Canadian politicians will court the ethnic vote, but will it benefit any one party?
Visible minorities form majority in 41 federal ridings, but experts say immigrants are politically diverse

Abdikheir Ahmed vividly remembers casting his ballot for the first time in Winnipeg's 2010 municipal election. Not only was he excited, he had an entourage.
"I brought my family. I brought my kids. I brought everyone," Ahmed said. "It was the first time in my life that I voted."
The 39-year-old Winnipeg resident arrived in Canada from Somalia as a refugee in 2003. It took several years before he could legally vote as a Canadian citizen, but he was eager to do so.
"I feel that I have a responsibility to decide the direction that this country goes in," said Ahmed.
Now, he runs Immigration Partnership Winnipeg, an organization that helps immigrants and refugees get settled in that city. Visible minorities make up one-quarter of the population in Winnipeg, according to Statistics Canada, though not all are recent immigrants.

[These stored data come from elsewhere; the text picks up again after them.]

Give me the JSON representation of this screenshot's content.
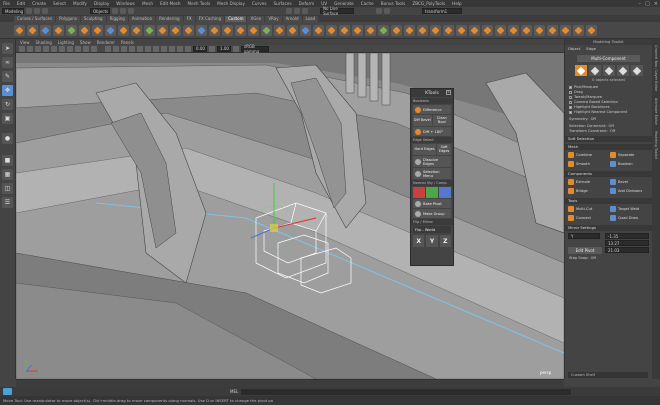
{
  "menubar": {
    "items": [
      "File",
      "Edit",
      "Create",
      "Select",
      "Modify",
      "Display",
      "Windows",
      "Mesh",
      "Edit Mesh",
      "Mesh Tools",
      "Mesh Display",
      "Curves",
      "Surfaces",
      "Deform",
      "UV",
      "Generate",
      "Cache",
      "Bonus Tools",
      "ZBCG_PolyTools",
      "Help"
    ]
  },
  "statusline": {
    "mode": "Modeling",
    "object_mode": "Objects",
    "live_surface": "No Live Surface",
    "transform_field": "transform1"
  },
  "shelf": {
    "tabs": [
      "Curves / Surfaces",
      "Polygons",
      "Sculpting",
      "Rigging",
      "Animation",
      "Rendering",
      "FX",
      "FX Caching",
      "Custom",
      "XGen",
      "VRay",
      "Arnold",
      "Load"
    ],
    "active_tab": "Custom"
  },
  "viewport": {
    "menu": [
      "View",
      "Shading",
      "Lighting",
      "Show",
      "Renderer",
      "Panels"
    ],
    "gamma_value": "1.00",
    "exposure_value": "0.00",
    "colorspace": "sRGB gamma",
    "camera_label": "persp"
  },
  "ktools": {
    "title": "KTools",
    "sections": {
      "booleans": "Booleans",
      "edge_select": "Edge Select",
      "normal_qty": "Normal Qty / Comp",
      "flip_mirror": "Flip / Mirror"
    },
    "buttons": {
      "difference": "Difference",
      "diff_bevel": "Diff Bevel",
      "clean_bool": "Clean Bool",
      "diff_180": "Diff + 180°",
      "hard_edges": "Hard Edges",
      "soft_edges": "Soft Edges",
      "dissolve_edges": "Dissolve Edges",
      "selection_menu": "Selection Menu",
      "bake_pivot": "Bake Pivot",
      "make_group": "Make Group",
      "flip_world": "Flip - World",
      "x": "X",
      "y": "Y",
      "z": "Z"
    }
  },
  "right_panel": {
    "header": "Modeling Toolkit",
    "tabs": [
      "Object",
      "Edge"
    ],
    "multi_component": "Multi-Component",
    "selection_info": "0 objects selected",
    "options": [
      {
        "label": "Pick/Marquee",
        "checked": true
      },
      {
        "label": "Drag",
        "checked": false
      },
      {
        "label": "Tweak/Marquee",
        "checked": false
      },
      {
        "label": "Camera Based Selection",
        "checked": false
      },
      {
        "label": "Highlight Backfaces",
        "checked": true
      },
      {
        "label": "Highlight Nearest Component",
        "checked": true
      }
    ],
    "symmetry_label": "Symmetry:",
    "symmetry_value": "Off",
    "selection_constraint_label": "Selection Constraint:",
    "selection_constraint_value": "Off",
    "transform_constraint_label": "Transform Constraint:",
    "transform_constraint_value": "Off",
    "soft_selection": "Soft Selection",
    "mesh_section": "Mesh",
    "mesh_buttons": [
      "Combine",
      "Separate",
      "Smooth",
      "Boolean"
    ],
    "components_section": "Components",
    "components_buttons": [
      "Extrude",
      "Bevel",
      "Bridge",
      "Add Divisions"
    ],
    "tools_section": "Tools",
    "tools_buttons": [
      "Multi-Cut",
      "Target Weld",
      "Connect",
      "Quad Draw"
    ],
    "mirror_section": "Mirror Settings",
    "mirror_axis": "Y",
    "mirror_fields": [
      "-1.35",
      "13.27",
      "21.03"
    ],
    "edit_pivot": "Edit Pivot",
    "step_snap_label": "Step Snap:",
    "step_snap_value": "Off",
    "footer": "Custom Shelf",
    "side_tabs": [
      "Channel Box / Layer Editor",
      "Attribute Editor",
      "Modeling Toolkit"
    ]
  },
  "commandline": {
    "mel": "MEL"
  },
  "helpline": {
    "text": "Move Tool: Use manipulator to move object(s). Ctrl+middle-drag to move components along normals. Use D or INSERT to change the pivot po"
  }
}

It's become conventional wisdom in Canadian politics that immigrant voters can have a powerful influence in elections.
According to Ahmed, immigrants — new or long-settled — are a potentially powerful block of voters.
"It actually makes sense to court the so-called immigrant vote because that is the determining factor, and it's a growing population," said Ahmed.
But as the battle begins for this year's federal election, experts say no party has a monopoly on any particular ethnic group or religious minority.
Myth or reality?
Canada's major parties have been competing for immigrant voters since the 1960s, according University of Toronto political science professor Phil Triadafilopoulos.
"The main sources of immigration were different then, but the dynamics were very similar. It's an urban Canadian story," said Triadafilopoulos.
In the 2019 federal election, ridings in Toronto and Vancouver are considered key battlegrounds that can make-or-break a party. Both have high Chinese and South Asian populations.
But they aren't the only cities where politicians are courting ethnic voters.
Certain very racist policies, like the Barbaric Cultural Practices Act and tip line ... woke up communities to actually say, 'We cannot tolerate this in our country.'- Abdikheir Ahmed, Immigration Partnership Winnipeg
Andrew Griffith, a fellow of the Canadian Global Affairs Institute and the Environics Institute, says data on immigration and ethno-cultural diversity from the 2016 census shows many Canadian communities now have a larger percentage of visible minority residents than in 2011.
Of 338 federal ridings in Parliament, 41 have populations where visible minorities form the majority, compared with 33 five years earlier.
"Parties, when they're developing their electoral strategies, take that into account in terms of how they advocate policies and programs to attract them," said Griffith.
What's more difficult is pinning down whether immigrant voters have partisan preferences.

New Canadians could once be counted on to vote Liberal, ever since Pierre Trudeau opened the door to more immigration in the 1970s, but that unwavering endorsement became less pronounced over the past decade.
Griffith says recent polling data suggests some ethnic communities still lean toward certain parties. Sikh-Canadians, for example, have a "general tendency" to vote Liberal and NDP, while Conservatives enjoy more support among Chinese-Canadians.
But, Griffith cautions, "We should never make the assumption that all members of the community are identical and behave the same way, whether it be in the polling booth or in other aspects."
Encouraging newcomers to vote
In Winnipeg, Ahmed says it shouldn't even be assumed new immigrants will exercise their franchise. He's working to mobilize visible minority and newcomers who have earned citizenship to vote in this year's federal election.
"Many newcomers have never voted in their own countries or have engaged in electoral processes that are not transparent, so do not actually trust the process and don't see the importance of voting in it," said Ahmed.

To encourage refugees and immigrants to vote in last fall's municipal election, Ahmed's non-partisan group launched a electoral campaign with the slogan "Got Citizenship, Go Vote."
Immigration Partnership Winnipeg developed posters and videos on how and where to vote that were translated into 12 different languages, and concentrated on ethno-cultural community organizations to get the message out.
Ahmed's impression is that immigrants don't vote in blocks, but he says ethnic communities will respond electorally if they feel targeted by an issue.
For example, when the federal Tories campaigned in 2015 on policies such as banning the niqab at citizenship ceremonies or setting up a "barbaric cultural practices" tip line, Ahmed says it spurred newcomers to vote against them.
"The messaging from the Conservative Party came across as anti-immigrant," said Ahmed.
"Certain very racist policies like the Barbaric Cultural Practices Act and tip line ... woke up communities to actually say, 'We cannot tolerate this in our country.'"
It's a point echoed by Triadafilopoulos, who suggests large numbers of immigrant voters is one of the reasons Canada has not experienced the same kind of xenophobic populism sweeping Europe and the United States.
"The demographic and institutional facts [in Canada] just make it a losing proposition," he said.